Integrou, inclusive, o grupo de pioneiros do Estado, sendo inúmeras vezes
homenageado.
Ele
se afastou da sua família em Paris, apesar de insistentes cartas do pai Pierre
e da mãe Henriette para que regressasse para visita-los. Sua relação com sua
mãe azedou-se ainda mais quando comunicou seu casamento com uma viúva, mãe de
três filhos. Sua mãe desaprovou o casamento.
Os
pais, segundo cartas resgatadas, passaram por dificuldades financeiras, já que
o imperador Dom Pedro 1º não cumpriu com promessa de ajuda-los financeiramente
por toda a vida. Em agosto de 1834, Henriette de Saisset escreveu uma longa
carta, com seis páginas para Dom Pedro, que nessa altura já não era mais 1º e
sim Dom Pedro 4º, rei de Portugal, após lutar contra seu irmão Miguel até a
morte para tirá-lo do trono. Da infância à vida adulta, Miguel e Pedro nunca
foram amigos. “Nem por um só instante eu imaginei que Vossa Majestade não cumpriria
as vossas promessas reais”, escreveu Henriette. “Para mim elas eram sagradas,
tanto que depositei total confiança nelas”. Provavelmente Dom Pedro, pai de seu
filho fora do matrimônio, nunca recebeu ou leu essa carta da amante reclamando do desamparo ao
filho bastardo.
Depois
da morte de Dom Pedro, em 1834, o casal Saisset passou por enormes dificuldades
financeiras. Resolveram romper o sigilo e contaram a toda a verdade para a viúva,
dona Amélia. Dela então receberam uma parte adiantada da herança que o imperador
do Brasil havia deixado para seu filho em testamento.

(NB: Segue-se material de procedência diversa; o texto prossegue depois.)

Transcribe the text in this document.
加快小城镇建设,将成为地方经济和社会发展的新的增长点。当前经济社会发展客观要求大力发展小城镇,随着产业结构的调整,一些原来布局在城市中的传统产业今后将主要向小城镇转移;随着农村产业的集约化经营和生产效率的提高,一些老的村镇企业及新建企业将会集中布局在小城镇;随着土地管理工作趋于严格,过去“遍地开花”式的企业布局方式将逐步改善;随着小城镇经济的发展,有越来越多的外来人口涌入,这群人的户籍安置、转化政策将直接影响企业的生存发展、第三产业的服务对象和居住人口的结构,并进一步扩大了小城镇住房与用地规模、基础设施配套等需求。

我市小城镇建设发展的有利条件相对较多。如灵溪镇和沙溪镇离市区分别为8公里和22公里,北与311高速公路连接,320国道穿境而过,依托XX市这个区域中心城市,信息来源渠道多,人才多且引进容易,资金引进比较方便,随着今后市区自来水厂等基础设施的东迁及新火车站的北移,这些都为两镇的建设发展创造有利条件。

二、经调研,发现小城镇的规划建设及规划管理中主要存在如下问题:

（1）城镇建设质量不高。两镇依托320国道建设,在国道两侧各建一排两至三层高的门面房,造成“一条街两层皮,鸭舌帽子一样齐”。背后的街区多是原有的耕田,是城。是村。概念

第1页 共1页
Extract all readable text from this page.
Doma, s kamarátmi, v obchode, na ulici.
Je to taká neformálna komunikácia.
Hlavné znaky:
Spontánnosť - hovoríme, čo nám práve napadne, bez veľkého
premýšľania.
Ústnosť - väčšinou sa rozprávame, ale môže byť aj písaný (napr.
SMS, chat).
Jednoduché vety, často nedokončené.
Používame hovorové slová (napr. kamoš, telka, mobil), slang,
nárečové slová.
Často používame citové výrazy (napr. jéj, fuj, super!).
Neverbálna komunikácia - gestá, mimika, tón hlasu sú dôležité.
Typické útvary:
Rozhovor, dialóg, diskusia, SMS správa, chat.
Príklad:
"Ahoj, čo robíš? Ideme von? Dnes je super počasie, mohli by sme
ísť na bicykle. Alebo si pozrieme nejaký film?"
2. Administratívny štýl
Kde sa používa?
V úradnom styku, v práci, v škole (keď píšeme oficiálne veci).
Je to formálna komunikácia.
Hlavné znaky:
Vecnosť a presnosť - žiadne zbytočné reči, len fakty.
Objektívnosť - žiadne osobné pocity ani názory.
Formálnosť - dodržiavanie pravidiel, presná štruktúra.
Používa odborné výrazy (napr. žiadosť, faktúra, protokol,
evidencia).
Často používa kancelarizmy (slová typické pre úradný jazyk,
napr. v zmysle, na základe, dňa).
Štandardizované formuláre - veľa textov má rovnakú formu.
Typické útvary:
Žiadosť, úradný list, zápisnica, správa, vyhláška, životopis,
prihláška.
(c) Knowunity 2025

Alguns historiadores acreditam que Pedro Saisset teria escrito para seu irmão, Dom Pedro 2º, três anos mais velho. No entanto não há confirmação de que este tenha respondido ao contato do irmão e se depois se encontraram. Dom Pedro 2º chegou a visitar a Califórnia alguns anos depois e os dois podem ter se encontrado nessa ocasião. Mas o monarca não registrou nada a esse respeito em seu diário, como fazia de costume.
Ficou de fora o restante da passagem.